The original company was chartered as the Little Schuylkill and Susquehanna Railroad in 1831. It planned to build a rail line between Tamanend (also called Little Schuylkill Junction; west of Tamaqua) and Milton. The principals in the company included Christian Brobst and Joseph Paxton of Catawissa. Construction began c. 1835, but the banking panic of 1837 restricted investments needed to continue work on the railroad.

In 1849 the company reorganized, to attract new investors, and became the Catawissa, Williamsport and Erie Railroad (CW&E). In the early 1850s construction resumed, and in 1854 the railroad reached Milton, where it connected with the Sunbury and Erie Railroad (renamed the Philadelphia and Erie in 1861). At Tamanend the railroad connected with the Little Schuylkill Navigation Railroad, which ran along the Little Schuylkill River to Tamaqua and Port Clinton, where it connected to the Reading Company. CW&E passenger train operations between Catawissa and Tamaqua began in July 1854. A bridge across the Susquehanna River to Rupert was completed in 1855. The 65 mi route traversed some difficult terrain, and included three tunnels, and eight bridges and trestles.
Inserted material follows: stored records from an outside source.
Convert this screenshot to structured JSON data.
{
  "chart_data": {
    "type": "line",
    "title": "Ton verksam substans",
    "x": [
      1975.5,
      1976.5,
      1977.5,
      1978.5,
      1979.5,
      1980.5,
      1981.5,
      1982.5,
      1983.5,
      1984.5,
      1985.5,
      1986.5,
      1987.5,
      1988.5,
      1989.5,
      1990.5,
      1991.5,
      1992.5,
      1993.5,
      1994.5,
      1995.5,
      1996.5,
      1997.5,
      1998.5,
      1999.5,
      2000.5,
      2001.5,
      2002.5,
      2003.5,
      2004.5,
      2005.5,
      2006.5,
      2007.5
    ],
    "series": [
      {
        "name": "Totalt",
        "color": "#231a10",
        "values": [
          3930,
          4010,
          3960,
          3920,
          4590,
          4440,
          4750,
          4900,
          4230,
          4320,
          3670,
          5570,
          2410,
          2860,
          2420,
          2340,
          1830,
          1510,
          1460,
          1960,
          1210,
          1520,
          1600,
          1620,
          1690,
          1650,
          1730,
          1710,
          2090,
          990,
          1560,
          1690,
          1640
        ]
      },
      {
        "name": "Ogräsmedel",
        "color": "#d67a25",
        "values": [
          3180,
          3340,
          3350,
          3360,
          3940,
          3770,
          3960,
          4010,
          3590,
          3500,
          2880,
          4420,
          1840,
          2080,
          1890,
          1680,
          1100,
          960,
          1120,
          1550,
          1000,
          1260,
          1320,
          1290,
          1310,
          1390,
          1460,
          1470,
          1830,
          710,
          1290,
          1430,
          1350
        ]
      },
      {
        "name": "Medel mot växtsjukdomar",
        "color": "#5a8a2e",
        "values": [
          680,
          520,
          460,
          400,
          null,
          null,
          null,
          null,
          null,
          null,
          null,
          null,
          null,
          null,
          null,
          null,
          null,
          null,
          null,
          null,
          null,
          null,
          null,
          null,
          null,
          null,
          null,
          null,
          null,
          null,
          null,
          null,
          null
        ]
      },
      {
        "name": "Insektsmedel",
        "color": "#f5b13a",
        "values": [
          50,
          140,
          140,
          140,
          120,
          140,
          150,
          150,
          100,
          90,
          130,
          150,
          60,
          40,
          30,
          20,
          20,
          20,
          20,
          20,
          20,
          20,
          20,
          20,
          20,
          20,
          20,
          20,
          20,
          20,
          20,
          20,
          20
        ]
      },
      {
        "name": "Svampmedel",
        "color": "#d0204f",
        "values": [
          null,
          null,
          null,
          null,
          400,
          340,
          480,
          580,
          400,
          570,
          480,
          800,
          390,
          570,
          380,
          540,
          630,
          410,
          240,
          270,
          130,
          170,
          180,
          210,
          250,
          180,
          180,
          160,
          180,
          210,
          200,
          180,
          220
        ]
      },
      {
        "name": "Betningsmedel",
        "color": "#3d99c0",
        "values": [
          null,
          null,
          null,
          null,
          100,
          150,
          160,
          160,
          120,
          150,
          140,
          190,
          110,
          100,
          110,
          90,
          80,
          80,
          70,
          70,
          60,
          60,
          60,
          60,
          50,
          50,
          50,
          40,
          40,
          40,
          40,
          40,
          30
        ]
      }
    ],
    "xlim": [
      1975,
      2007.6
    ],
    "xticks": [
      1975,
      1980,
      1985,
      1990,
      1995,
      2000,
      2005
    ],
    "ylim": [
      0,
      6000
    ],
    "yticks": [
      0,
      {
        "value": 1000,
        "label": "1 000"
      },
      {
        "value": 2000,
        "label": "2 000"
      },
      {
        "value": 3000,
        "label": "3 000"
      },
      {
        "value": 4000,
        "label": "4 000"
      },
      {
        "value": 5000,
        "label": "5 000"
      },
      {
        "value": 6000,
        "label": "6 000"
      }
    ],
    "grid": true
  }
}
Express train service from Philadelphia to Buffalo, Niagara Falls and Chicago began on 7 May 1855, using the CW&E, as well as the Reading and Little Schuylkill Navigation lines.
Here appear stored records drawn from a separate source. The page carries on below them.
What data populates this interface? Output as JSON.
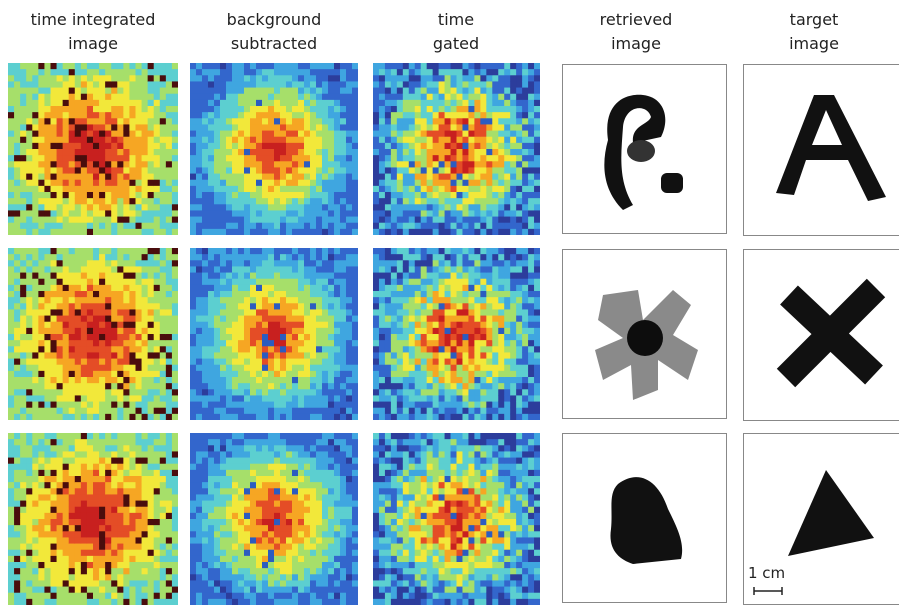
{
  "columns": [
    {
      "lines": [
        "time integrated",
        "image"
      ]
    },
    {
      "lines": [
        "background",
        "subtracted"
      ]
    },
    {
      "lines": [
        "time",
        "gated"
      ]
    },
    {
      "lines": [
        "retrieved",
        "image"
      ]
    },
    {
      "lines": [
        "target",
        "image"
      ]
    }
  ],
  "scale_bar": {
    "label": "1 cm"
  }
}
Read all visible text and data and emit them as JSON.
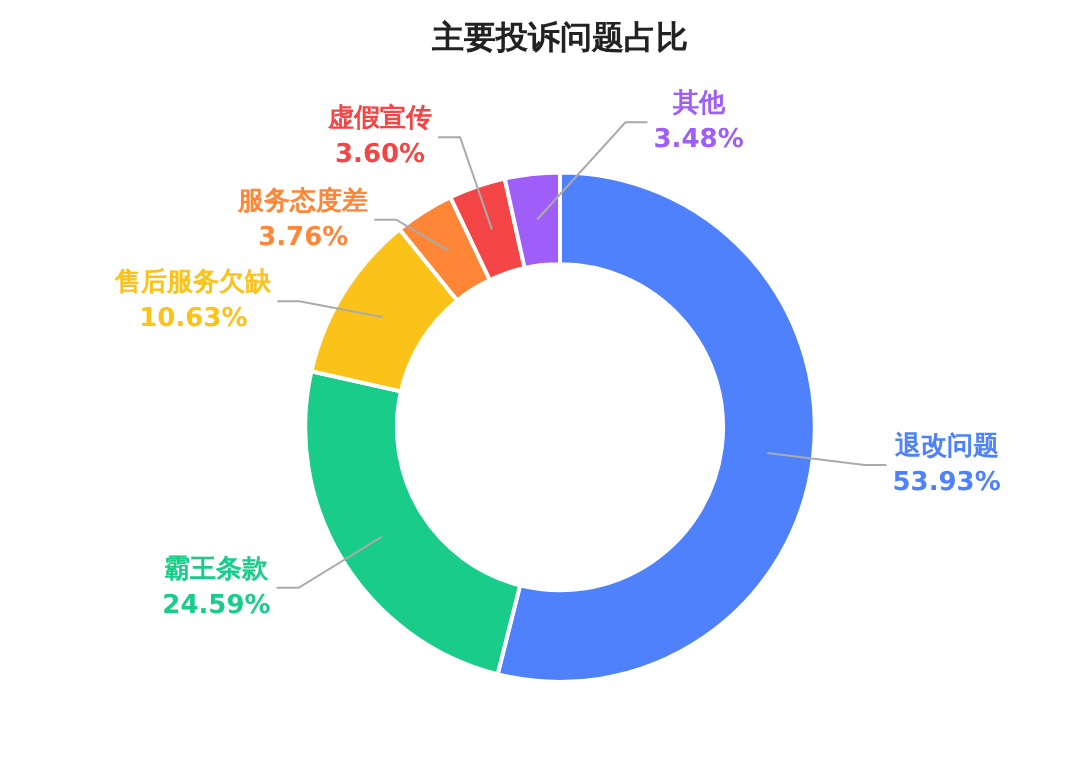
{
  "chart_data": {
    "type": "donut",
    "title": "主要投诉问题占比",
    "categories": [
      "退改问题",
      "霸王条款",
      "售后服务欠缺",
      "服务态度差",
      "虚假宣传",
      "其他"
    ],
    "values": [
      53.93,
      24.59,
      10.63,
      3.76,
      3.6,
      3.48
    ],
    "colors": [
      "#4f81fd",
      "#19cc8a",
      "#fbc21a",
      "#ff8636",
      "#f34546",
      "#a05ef8"
    ],
    "value_labels": [
      "53.93%",
      "24.59%",
      "10.63%",
      "3.76%",
      "3.60%",
      "3.48%"
    ],
    "legend": false
  }
}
The CW&E went bankrupt in 1859, and reorganized as the Catawissa Railroad (CRR) in 1860. In 1865 the Western Central Railroad and the Atlantic and Great Western Railroad attempted to lease the Catawissa RR. The leases were challenged by the Philadelphia & Erie in litigation, and eventually they were upheld by the Pennsylvania Supreme Court. However, the A&GW declared bankruptcy in 1867, and the CRR then proceeded to operate the line by itself. As of 1868 the company owned 21 locomotives and 269 cars.

The company built an engine house and machine shop in Catawissa, on land donated by the town, in 1861. Other support buildings were added to the 12-acre site through 1901. A passenger station was erected in 1878.
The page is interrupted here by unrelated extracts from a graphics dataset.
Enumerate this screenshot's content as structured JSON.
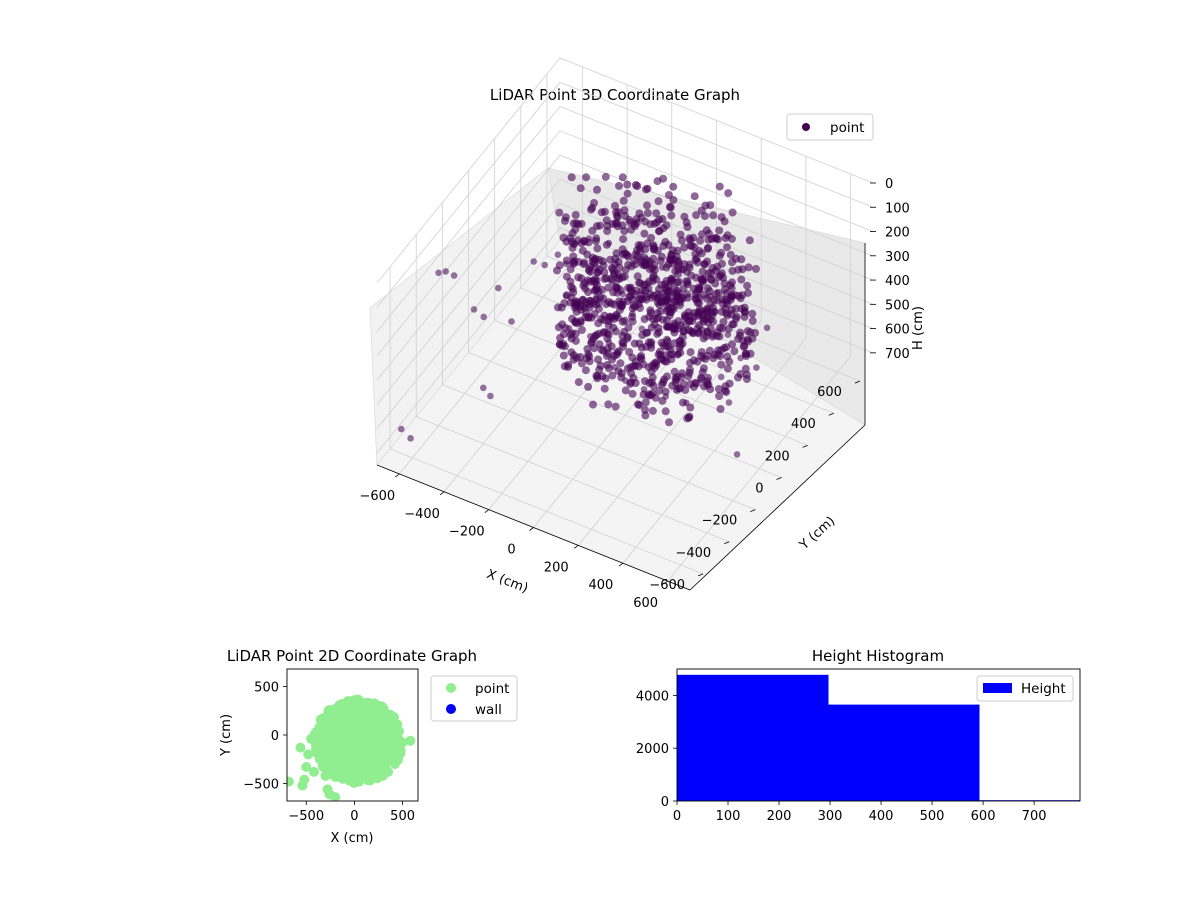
{
  "figure": {
    "background": "#ffffff"
  },
  "chart_data": [
    {
      "id": "scatter3d",
      "type": "scatter",
      "projection": "3d",
      "title": "LiDAR Point 3D Coordinate Graph",
      "xlabel": "X (cm)",
      "ylabel": "Y (cm)",
      "zlabel": "H (cm)",
      "xlim": [
        -700,
        700
      ],
      "ylim": [
        -700,
        700
      ],
      "zlim": [
        750,
        0
      ],
      "z_inverted": true,
      "x_ticks": [
        -600,
        -400,
        -200,
        0,
        200,
        400,
        600
      ],
      "y_ticks": [
        -600,
        -400,
        -200,
        0,
        200,
        400,
        600
      ],
      "z_ticks": [
        0,
        100,
        200,
        300,
        400,
        500,
        600,
        700
      ],
      "grid": true,
      "legend": {
        "position": "top-right",
        "entries": [
          {
            "label": "point",
            "color": "#440154"
          }
        ]
      },
      "series": [
        {
          "name": "point",
          "color": "#440154",
          "alpha": 0.55,
          "dense_cluster": {
            "description_of_shape": "dense dome of points around origin",
            "x_range": [
              -350,
              450
            ],
            "y_range": [
              -200,
              500
            ],
            "h_range": [
              0,
              600
            ]
          },
          "points": [
            [
              -650,
              -600,
              650
            ],
            [
              -620,
              -580,
              690
            ],
            [
              -600,
              -400,
              120
            ],
            [
              -580,
              -380,
              120
            ],
            [
              -560,
              -350,
              150
            ],
            [
              -500,
              -300,
              300
            ],
            [
              -480,
              -260,
              350
            ],
            [
              -450,
              -200,
              260
            ],
            [
              -420,
              -150,
              420
            ],
            [
              -400,
              -400,
              520
            ],
            [
              -380,
              -380,
              560
            ],
            [
              -350,
              -100,
              180
            ],
            [
              -330,
              -50,
              220
            ],
            [
              -300,
              0,
              200
            ],
            [
              -280,
              30,
              250
            ],
            [
              -260,
              60,
              180
            ],
            [
              -240,
              -40,
              320
            ],
            [
              -220,
              100,
              170
            ],
            [
              -200,
              80,
              290
            ],
            [
              -180,
              -120,
              380
            ],
            [
              -160,
              150,
              200
            ],
            [
              -140,
              20,
              330
            ],
            [
              -120,
              -60,
              430
            ],
            [
              -100,
              180,
              240
            ],
            [
              -80,
              120,
              360
            ],
            [
              -60,
              -20,
              460
            ],
            [
              -40,
              200,
              280
            ],
            [
              -20,
              90,
              400
            ],
            [
              0,
              -80,
              500
            ],
            [
              20,
              250,
              300
            ],
            [
              40,
              60,
              420
            ],
            [
              60,
              -100,
              520
            ],
            [
              80,
              300,
              320
            ],
            [
              100,
              150,
              450
            ],
            [
              120,
              -60,
              560
            ],
            [
              150,
              320,
              380
            ],
            [
              180,
              100,
              500
            ],
            [
              200,
              -30,
              580
            ],
            [
              240,
              280,
              420
            ],
            [
              260,
              150,
              520
            ],
            [
              280,
              -10,
              590
            ],
            [
              320,
              240,
              460
            ],
            [
              360,
              120,
              540
            ],
            [
              400,
              200,
              500
            ],
            [
              430,
              60,
              580
            ],
            [
              460,
              300,
              420
            ],
            [
              500,
              150,
              470
            ],
            [
              560,
              -100,
              640
            ]
          ]
        }
      ]
    },
    {
      "id": "scatter2d",
      "type": "scatter",
      "title": "LiDAR Point 2D Coordinate Graph",
      "xlabel": "X (cm)",
      "ylabel": "Y (cm)",
      "xlim": [
        -700,
        660
      ],
      "ylim": [
        -680,
        680
      ],
      "x_ticks": [
        -500,
        0,
        500
      ],
      "y_ticks": [
        -500,
        0,
        500
      ],
      "legend": {
        "position": "outside-right",
        "entries": [
          {
            "label": "point",
            "color": "#90ee90"
          },
          {
            "label": "wall",
            "color": "#0000ff"
          }
        ]
      },
      "series": [
        {
          "name": "point",
          "color": "#90ee90",
          "dense_region": {
            "x_range": [
              -420,
              500
            ],
            "y_range": [
              -500,
              370
            ]
          },
          "points": [
            [
              -680,
              -480
            ],
            [
              -560,
              -130
            ],
            [
              -540,
              -520
            ],
            [
              -520,
              -460
            ],
            [
              -500,
              -330
            ],
            [
              -480,
              -200
            ],
            [
              -450,
              -40
            ],
            [
              -420,
              -380
            ],
            [
              -380,
              -100
            ],
            [
              -360,
              -250
            ],
            [
              -340,
              40
            ],
            [
              -300,
              -420
            ],
            [
              -280,
              -560
            ],
            [
              -260,
              -610
            ],
            [
              -250,
              -150
            ],
            [
              -220,
              120
            ],
            [
              -200,
              -640
            ],
            [
              -180,
              -300
            ],
            [
              -150,
              220
            ],
            [
              -120,
              -450
            ],
            [
              -100,
              300
            ],
            [
              -60,
              340
            ],
            [
              0,
              360
            ],
            [
              50,
              350
            ],
            [
              120,
              330
            ],
            [
              180,
              280
            ],
            [
              240,
              200
            ],
            [
              300,
              120
            ],
            [
              360,
              40
            ],
            [
              400,
              -40
            ],
            [
              440,
              -80
            ],
            [
              480,
              -160
            ],
            [
              420,
              -300
            ],
            [
              350,
              -380
            ],
            [
              260,
              -420
            ],
            [
              150,
              -460
            ],
            [
              50,
              -480
            ],
            [
              -50,
              -470
            ],
            [
              -160,
              -430
            ],
            [
              580,
              -60
            ]
          ]
        },
        {
          "name": "wall",
          "color": "#0000ff",
          "points": []
        }
      ]
    },
    {
      "id": "histogram",
      "type": "bar",
      "title": "Height Histogram",
      "xlabel": "",
      "ylabel": "",
      "xlim": [
        0,
        790
      ],
      "ylim": [
        0,
        5000
      ],
      "x_ticks": [
        0,
        100,
        200,
        300,
        400,
        500,
        600,
        700
      ],
      "y_ticks": [
        0,
        2000,
        4000
      ],
      "legend": {
        "position": "top-right",
        "entries": [
          {
            "label": "Height",
            "color": "#0000ff"
          }
        ]
      },
      "series": [
        {
          "name": "Height",
          "color": "#0000ff",
          "bins": [
            {
              "start": 0,
              "end": 297,
              "count": 4780
            },
            {
              "start": 297,
              "end": 593,
              "count": 3650
            },
            {
              "start": 593,
              "end": 790,
              "count": 30
            }
          ]
        }
      ]
    }
  ]
}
In 1871 the Catawissa Railroad extended its main line from Milton to Williamsport. The Reading Company leased the Catawissa lines in 1872. In 1893 the CRR lines were consolidated with the Reading's Shamokin Branch.

The CRR was formally merged with the Reading Company in 1953. The Reading abandoned various sections of the Catawissa Branch later in the 1950s, through the 1960s. In 1976 the Reading was acquired by Conrail, which abandoned the remaining portions of the Catawissa Branch.

==Bridges==
The railroad's bridge over Dark Run was 546 ft high and 574 ft long. The bridge at Mainville, the only one in Columbia County, was 115 ft high and 727 ft long.